Collision at Dawn: and Other Thrilling Stories of the Sea.

Description

240 pages
Contains Photos, Index
$18.95
ISBN 978-1-897174-32-6
DDC 910.4'5209715

Year

2008

Contributor

Reviewed by

Review

Readers of popular Newfoundland maritime history will be pleased with the author’s latest contribution. Containing 53 brief 500- to 750-word well-written chapters, they document the tragedies and sorrows of the working life of people dependent on the sea for their livelihoods from the mid-1850s to the 1950s, when the fishery was the mainstay of the Newfoundland economy and the sea the transportation lifeline for communities.

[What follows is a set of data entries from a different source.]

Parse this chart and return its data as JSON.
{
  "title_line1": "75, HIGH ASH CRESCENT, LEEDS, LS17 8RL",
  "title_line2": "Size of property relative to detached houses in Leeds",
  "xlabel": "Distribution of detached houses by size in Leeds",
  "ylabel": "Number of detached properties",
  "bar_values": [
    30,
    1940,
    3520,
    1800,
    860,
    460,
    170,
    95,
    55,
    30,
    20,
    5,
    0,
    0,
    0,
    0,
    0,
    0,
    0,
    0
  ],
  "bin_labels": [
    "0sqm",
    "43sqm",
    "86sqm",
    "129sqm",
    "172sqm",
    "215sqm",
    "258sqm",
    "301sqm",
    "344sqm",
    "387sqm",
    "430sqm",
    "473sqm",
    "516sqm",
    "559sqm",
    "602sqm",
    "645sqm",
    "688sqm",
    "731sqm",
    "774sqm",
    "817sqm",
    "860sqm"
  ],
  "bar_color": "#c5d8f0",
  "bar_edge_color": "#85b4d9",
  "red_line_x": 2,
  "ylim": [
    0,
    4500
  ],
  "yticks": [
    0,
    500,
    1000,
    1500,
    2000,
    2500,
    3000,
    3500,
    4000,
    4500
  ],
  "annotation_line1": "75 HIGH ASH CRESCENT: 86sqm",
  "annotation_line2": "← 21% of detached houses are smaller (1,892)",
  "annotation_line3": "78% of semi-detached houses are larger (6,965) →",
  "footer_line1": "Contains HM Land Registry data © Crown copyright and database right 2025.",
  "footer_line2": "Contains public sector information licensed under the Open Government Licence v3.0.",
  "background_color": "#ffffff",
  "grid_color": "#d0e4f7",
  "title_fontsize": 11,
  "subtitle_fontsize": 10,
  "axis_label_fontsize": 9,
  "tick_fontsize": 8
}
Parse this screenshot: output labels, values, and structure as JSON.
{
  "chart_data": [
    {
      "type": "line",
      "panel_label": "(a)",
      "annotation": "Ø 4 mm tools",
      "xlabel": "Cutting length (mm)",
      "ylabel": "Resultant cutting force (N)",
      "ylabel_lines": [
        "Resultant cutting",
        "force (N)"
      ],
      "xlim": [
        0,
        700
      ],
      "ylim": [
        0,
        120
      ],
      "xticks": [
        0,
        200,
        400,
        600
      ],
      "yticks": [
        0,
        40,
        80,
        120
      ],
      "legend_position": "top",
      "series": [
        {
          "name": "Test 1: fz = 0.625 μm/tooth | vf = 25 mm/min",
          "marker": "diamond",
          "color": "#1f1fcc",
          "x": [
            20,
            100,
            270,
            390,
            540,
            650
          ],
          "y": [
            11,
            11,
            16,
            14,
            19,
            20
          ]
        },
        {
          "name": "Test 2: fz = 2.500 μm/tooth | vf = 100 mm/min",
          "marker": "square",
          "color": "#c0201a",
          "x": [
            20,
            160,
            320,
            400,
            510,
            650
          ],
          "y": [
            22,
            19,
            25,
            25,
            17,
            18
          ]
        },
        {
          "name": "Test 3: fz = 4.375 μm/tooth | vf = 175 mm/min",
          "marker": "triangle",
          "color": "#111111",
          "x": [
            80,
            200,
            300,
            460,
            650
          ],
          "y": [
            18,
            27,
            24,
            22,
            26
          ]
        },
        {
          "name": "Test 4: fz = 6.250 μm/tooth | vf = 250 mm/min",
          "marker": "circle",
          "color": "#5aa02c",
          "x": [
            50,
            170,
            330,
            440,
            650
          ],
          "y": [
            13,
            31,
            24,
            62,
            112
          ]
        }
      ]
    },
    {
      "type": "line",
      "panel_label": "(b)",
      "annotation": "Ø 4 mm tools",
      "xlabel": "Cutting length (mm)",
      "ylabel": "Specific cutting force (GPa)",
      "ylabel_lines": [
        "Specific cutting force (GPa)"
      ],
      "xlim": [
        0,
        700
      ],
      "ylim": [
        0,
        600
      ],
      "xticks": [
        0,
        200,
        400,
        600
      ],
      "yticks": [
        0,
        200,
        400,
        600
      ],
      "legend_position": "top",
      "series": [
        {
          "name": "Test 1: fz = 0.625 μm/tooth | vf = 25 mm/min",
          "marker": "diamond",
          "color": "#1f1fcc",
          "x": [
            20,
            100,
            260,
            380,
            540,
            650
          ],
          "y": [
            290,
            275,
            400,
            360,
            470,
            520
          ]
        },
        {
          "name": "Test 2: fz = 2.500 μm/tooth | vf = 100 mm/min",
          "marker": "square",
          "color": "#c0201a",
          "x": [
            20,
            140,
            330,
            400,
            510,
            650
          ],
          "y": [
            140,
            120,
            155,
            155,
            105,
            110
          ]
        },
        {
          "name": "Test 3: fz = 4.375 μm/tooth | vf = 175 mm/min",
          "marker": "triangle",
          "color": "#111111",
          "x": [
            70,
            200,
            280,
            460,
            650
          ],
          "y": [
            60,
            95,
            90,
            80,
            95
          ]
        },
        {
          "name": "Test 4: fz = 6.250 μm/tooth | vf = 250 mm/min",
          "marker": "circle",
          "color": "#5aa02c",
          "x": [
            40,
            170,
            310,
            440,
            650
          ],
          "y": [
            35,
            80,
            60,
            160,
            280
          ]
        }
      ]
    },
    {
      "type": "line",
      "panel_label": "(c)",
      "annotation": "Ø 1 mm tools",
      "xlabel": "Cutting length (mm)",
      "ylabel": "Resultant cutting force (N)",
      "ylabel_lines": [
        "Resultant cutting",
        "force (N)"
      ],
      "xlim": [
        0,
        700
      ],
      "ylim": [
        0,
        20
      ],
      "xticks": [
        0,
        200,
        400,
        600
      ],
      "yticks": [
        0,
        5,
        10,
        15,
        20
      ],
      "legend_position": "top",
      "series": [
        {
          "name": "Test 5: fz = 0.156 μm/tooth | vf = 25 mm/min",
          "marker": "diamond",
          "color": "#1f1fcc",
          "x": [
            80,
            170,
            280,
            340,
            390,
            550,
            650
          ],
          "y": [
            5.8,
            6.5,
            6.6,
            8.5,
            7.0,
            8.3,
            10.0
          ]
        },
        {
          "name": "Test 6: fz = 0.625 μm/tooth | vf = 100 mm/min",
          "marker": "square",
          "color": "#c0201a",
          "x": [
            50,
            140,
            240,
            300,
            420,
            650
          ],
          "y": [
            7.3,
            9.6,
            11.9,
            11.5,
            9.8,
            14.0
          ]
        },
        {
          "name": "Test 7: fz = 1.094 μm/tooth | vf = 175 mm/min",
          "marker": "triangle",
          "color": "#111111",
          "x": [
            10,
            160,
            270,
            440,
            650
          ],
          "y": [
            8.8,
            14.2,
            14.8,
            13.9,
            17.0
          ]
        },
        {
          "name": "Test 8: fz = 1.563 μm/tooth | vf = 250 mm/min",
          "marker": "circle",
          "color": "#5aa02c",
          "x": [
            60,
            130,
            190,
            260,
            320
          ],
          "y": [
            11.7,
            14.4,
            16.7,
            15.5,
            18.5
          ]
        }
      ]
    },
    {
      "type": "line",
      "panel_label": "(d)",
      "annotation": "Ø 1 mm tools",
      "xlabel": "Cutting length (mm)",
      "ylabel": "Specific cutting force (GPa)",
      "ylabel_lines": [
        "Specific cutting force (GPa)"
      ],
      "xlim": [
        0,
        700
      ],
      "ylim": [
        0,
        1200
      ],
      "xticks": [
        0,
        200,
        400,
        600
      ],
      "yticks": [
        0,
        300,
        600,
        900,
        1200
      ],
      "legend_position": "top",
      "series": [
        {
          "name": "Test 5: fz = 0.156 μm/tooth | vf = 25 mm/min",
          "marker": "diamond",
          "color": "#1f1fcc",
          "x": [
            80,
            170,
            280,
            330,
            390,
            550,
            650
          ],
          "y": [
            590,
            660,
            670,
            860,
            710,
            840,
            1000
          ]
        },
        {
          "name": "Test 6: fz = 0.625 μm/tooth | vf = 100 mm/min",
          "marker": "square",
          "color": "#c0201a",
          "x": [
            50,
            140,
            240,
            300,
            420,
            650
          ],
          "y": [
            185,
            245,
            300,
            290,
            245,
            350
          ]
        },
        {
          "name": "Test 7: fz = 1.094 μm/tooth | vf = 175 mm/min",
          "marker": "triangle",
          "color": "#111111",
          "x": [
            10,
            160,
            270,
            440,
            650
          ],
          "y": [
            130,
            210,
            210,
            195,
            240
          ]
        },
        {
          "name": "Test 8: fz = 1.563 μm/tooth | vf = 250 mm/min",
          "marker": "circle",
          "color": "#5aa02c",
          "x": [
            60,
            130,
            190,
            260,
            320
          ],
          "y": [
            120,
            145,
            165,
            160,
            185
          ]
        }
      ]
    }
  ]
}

Shipwrecks were a daily constant in their livelihoods, and the author’s ongoing research into the hundreds of shipwrecks around the province’s coastline shows that they occurred for four reasons: vessels stranding on offshore reefs either near land or by ice; sunk and abandoned at sea because of leaks or heavy storms; destroyed by enemy forces (as happened to vessels during both world wars when German U-boats patrolled the Atlantic Ocean); or burnt. Collisions at Dawn is well illustrated, and each chapter has informative explanatory endnotes on communities and individuals. It could use several maps to help the reader better follow the many outports and bays where the marine accidents and tragedies took place.